During the Justice Department investigation of Teamster Local 282, the FBI and federal prosecutors working on the case were able to get the cooperation of at least one of the developers who made a corrupt deal with the union, but when Donald Trump was questioned about his dealings with the union, he refused to cooperate and adamantly denied that he had any illegal deal with either Local 282 or with C&A Concrete. With some difficulty, the Justice Department was still able to indict and convict John Cody on racketeering charges based upon the testimony of Sigmund Somers, one of the other major real estate developers in the New York area, but the investigation and prosecution would have gone much more swiftly if Trump had cooperated. Moreover, once Cody was indicted, he called a City-wide strike of truck drivers that closed down every major job site in the New York City area, with the notable exception of the Trump Towers and Trump Plaza job sites, which were specifically exempted by the union, based in large measure to the fact that Trump had proved himself to be a “stand up guy” who had refused to cooperate with federal law enforcement.

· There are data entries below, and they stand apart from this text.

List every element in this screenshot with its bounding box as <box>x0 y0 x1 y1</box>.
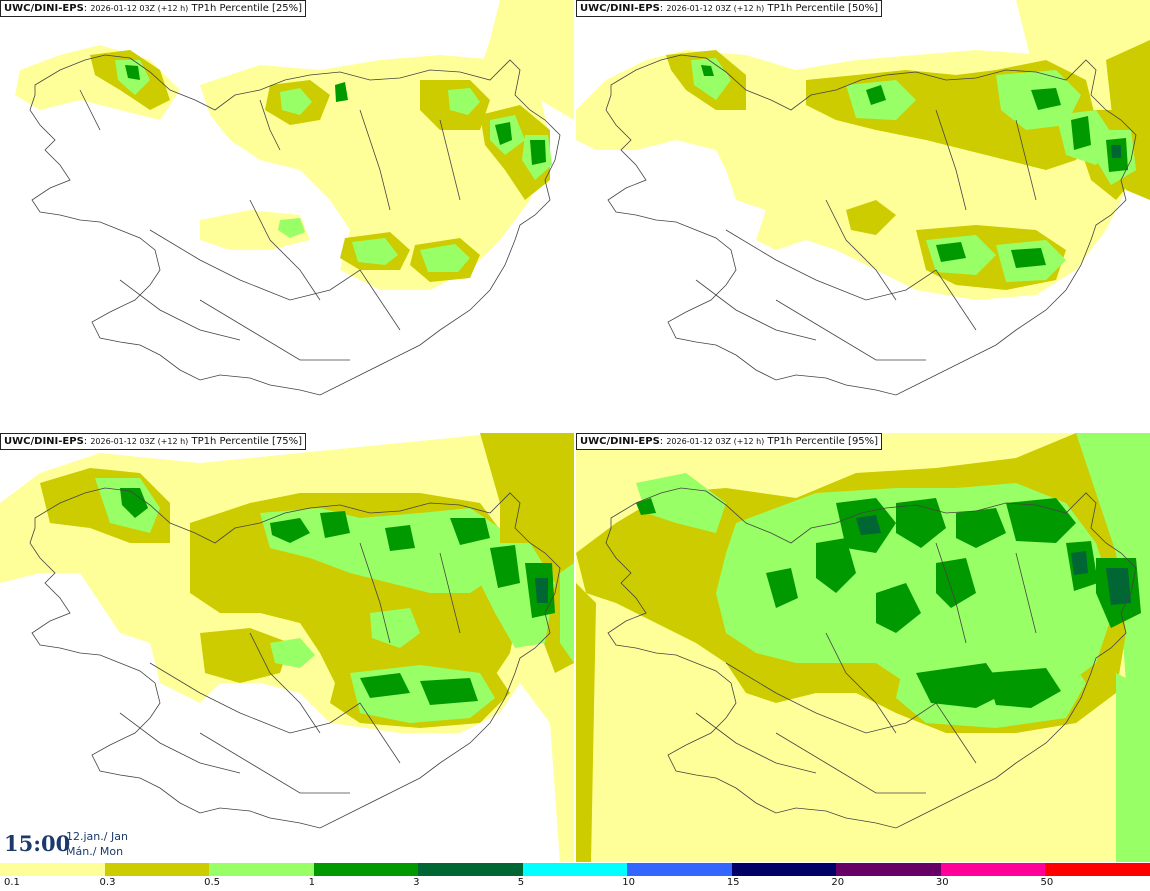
precip-map-p75 <box>0 433 574 863</box>
map-panel-p75: UWC/DINI-EPS: 2026-01-12 03Z (+12 h) TP1… <box>0 433 574 863</box>
legend-swatch <box>627 863 733 876</box>
field-name: TP1h Percentile <box>191 3 269 14</box>
field-name: TP1h Percentile <box>767 436 845 447</box>
valid-time: 15:00 <box>4 831 71 856</box>
run-time: 2026-01-12 03Z (+12 h) <box>90 437 189 446</box>
color-legend: 0.1 0.3 0.5 1 3 5 10 15 20 30 50 <box>0 862 1150 891</box>
map-panel-p50: UWC/DINI-EPS: 2026-01-12 03Z (+12 h) TP1… <box>576 0 1150 430</box>
panel-title: UWC/DINI-EPS: 2026-01-12 03Z (+12 h) TP1… <box>0 433 307 450</box>
field-name: TP1h Percentile <box>767 3 845 14</box>
coastline <box>605 54 1137 396</box>
percentile-label: [50%] <box>848 3 879 14</box>
percentile-label: [75%] <box>272 436 303 447</box>
map-panel-p25: UWC/DINI-EPS: 2026-01-12 03Z (+12 h) TP1… <box>0 0 574 430</box>
run-time: 2026-01-12 03Z (+12 h) <box>90 4 189 13</box>
precip-field <box>15 0 574 290</box>
model-source: UWC/DINI-EPS <box>580 3 660 14</box>
legend-tick-label: 50 <box>1040 877 1054 888</box>
legend-swatch <box>0 863 106 876</box>
model-source: UWC/DINI-EPS <box>580 436 660 447</box>
legend-swatch <box>836 863 942 876</box>
legend-tick-label: 0.3 <box>99 877 116 888</box>
precip-field <box>576 433 1150 863</box>
legend-swatch <box>418 863 524 876</box>
legend-tick-label: 15 <box>726 877 740 888</box>
precip-field <box>0 433 574 863</box>
panel-title: UWC/DINI-EPS: 2026-01-12 03Z (+12 h) TP1… <box>576 0 883 17</box>
precip-map-p50 <box>576 0 1150 396</box>
run-time: 2026-01-12 03Z (+12 h) <box>666 437 765 446</box>
legend-tick-label: 0.1 <box>4 877 20 888</box>
precip-map-p25 <box>15 0 574 396</box>
legend-swatch <box>313 863 419 876</box>
legend-swatch <box>940 863 1046 876</box>
legend-tick-label: 5 <box>517 877 525 888</box>
percentile-label: [25%] <box>272 3 303 14</box>
panel-title: UWC/DINI-EPS: 2026-01-12 03Z (+12 h) TP1… <box>0 0 307 17</box>
valid-time-box: 15:00 12.jan./ Jan Mán./ Mon <box>0 826 170 862</box>
field-name: TP1h Percentile <box>191 436 269 447</box>
precip-map-p95 <box>576 433 1150 863</box>
legend-swatch <box>1045 863 1150 876</box>
coastline <box>29 54 561 396</box>
run-time: 2026-01-12 03Z (+12 h) <box>666 4 765 13</box>
legend-swatch <box>209 863 315 876</box>
model-source: UWC/DINI-EPS <box>4 3 84 14</box>
percentile-label: [95%] <box>848 436 879 447</box>
coastline <box>29 487 561 829</box>
valid-date: 12.jan./ Jan <box>66 830 128 843</box>
legend-swatch <box>731 863 837 876</box>
valid-day: Mán./ Mon <box>66 845 124 858</box>
precip-field <box>576 0 1150 300</box>
legend-swatch <box>104 863 210 876</box>
legend-tick-label: 30 <box>935 877 949 888</box>
coastline <box>605 487 1137 829</box>
legend-tick-label: 0.5 <box>204 877 220 888</box>
legend-swatch <box>522 863 628 876</box>
legend-tick-label: 20 <box>831 877 845 888</box>
legend-tick-label: 1 <box>308 877 315 888</box>
legend-tick-label: 3 <box>413 877 420 888</box>
panel-title: UWC/DINI-EPS: 2026-01-12 03Z (+12 h) TP1… <box>576 433 883 450</box>
legend-tick-label: 10 <box>622 877 635 888</box>
map-panel-p95: UWC/DINI-EPS: 2026-01-12 03Z (+12 h) TP1… <box>576 433 1150 863</box>
model-source: UWC/DINI-EPS <box>4 436 84 447</box>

In fact, since lying to FBI agents and federal prosecutors is itself a federal crime, even if those false statements are not made under oath, there were those within the federal law enforcement community, myself included, who strongly felt that Donald Trump should have been indicted, but we were overruled by those further up the ladder in the Justice Department. At the time, in 1981 and 1982, Rudy Giuliani was the Associate Attorney General, the third highest official in the U. S. Department of Justice. As part of his supervisory responsibilities over all the U.S. Attorney’s Offices around the country, Giuliani would have necessarily had a decisive policy-making role as to whether the major labor racketeering investigation underway at that time, including the investigations of Teamster Local 282 and C&A Concrete, would have focused exclusively on the prosecution of corrupt union leaders and organized crime controlled construction companies, or whether real estate developers like Donald Trump who had entered into unlawful racketeering agreements with organized crime controlled unions and construction companies but who refused to testify truthfully about it should also be prosecuted.

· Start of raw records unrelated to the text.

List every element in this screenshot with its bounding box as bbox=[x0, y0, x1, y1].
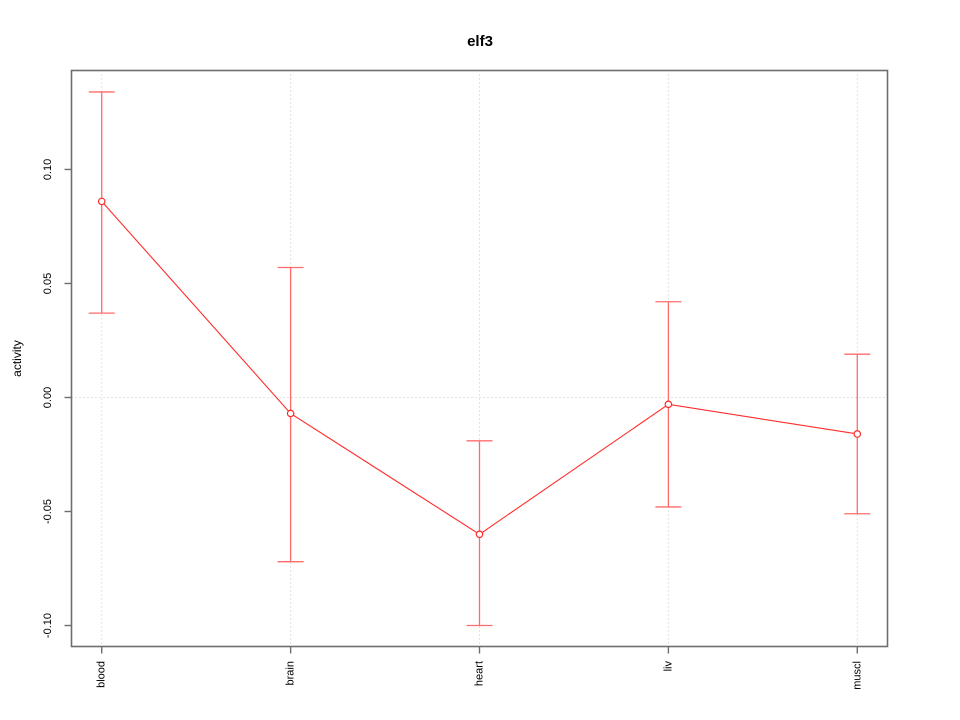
data-point bbox=[97, 197, 106, 206]
x-tick-label: liv bbox=[662, 661, 674, 672]
y-tick-label: -0.10 bbox=[42, 613, 54, 638]
y-tick-label: 0.10 bbox=[42, 159, 54, 180]
y-tick-label: -0.05 bbox=[42, 499, 54, 524]
y-tick-label: 0.00 bbox=[42, 387, 54, 408]
x-tick-label: brain bbox=[285, 661, 297, 685]
y-tick-label: 0.05 bbox=[42, 273, 54, 294]
data-point bbox=[475, 530, 484, 539]
x-tick-label: heart bbox=[474, 661, 486, 686]
data-point bbox=[286, 409, 295, 418]
chart-title: elf3 bbox=[467, 33, 493, 50]
axis-layer: -0.10 -0.05 0.00 0.05 0.10 blood brain heart liv… bbox=[42, 159, 863, 690]
y-axis-label: activity bbox=[10, 340, 24, 377]
x-tick-label: muscl bbox=[851, 661, 863, 690]
x-tick-label: blood bbox=[96, 661, 108, 688]
data-point bbox=[853, 430, 862, 438]
series-layer bbox=[88, 91, 871, 627]
data-point bbox=[664, 400, 673, 409]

By actively participating in the transformation of the FBI from a professional non-partisan agency into a political arm of the Trump Campaign, Rudy Giuliani is helping cause irreparable damage to the FBI’s integrity and reputation. And if Giuliani were to be named as the next Attorney General of the United States, this country would have the most political and partisan Attorney General since John Mitchell was found guilty of conspiracy, obstruction of justice and perjury following the Watergate Scandal.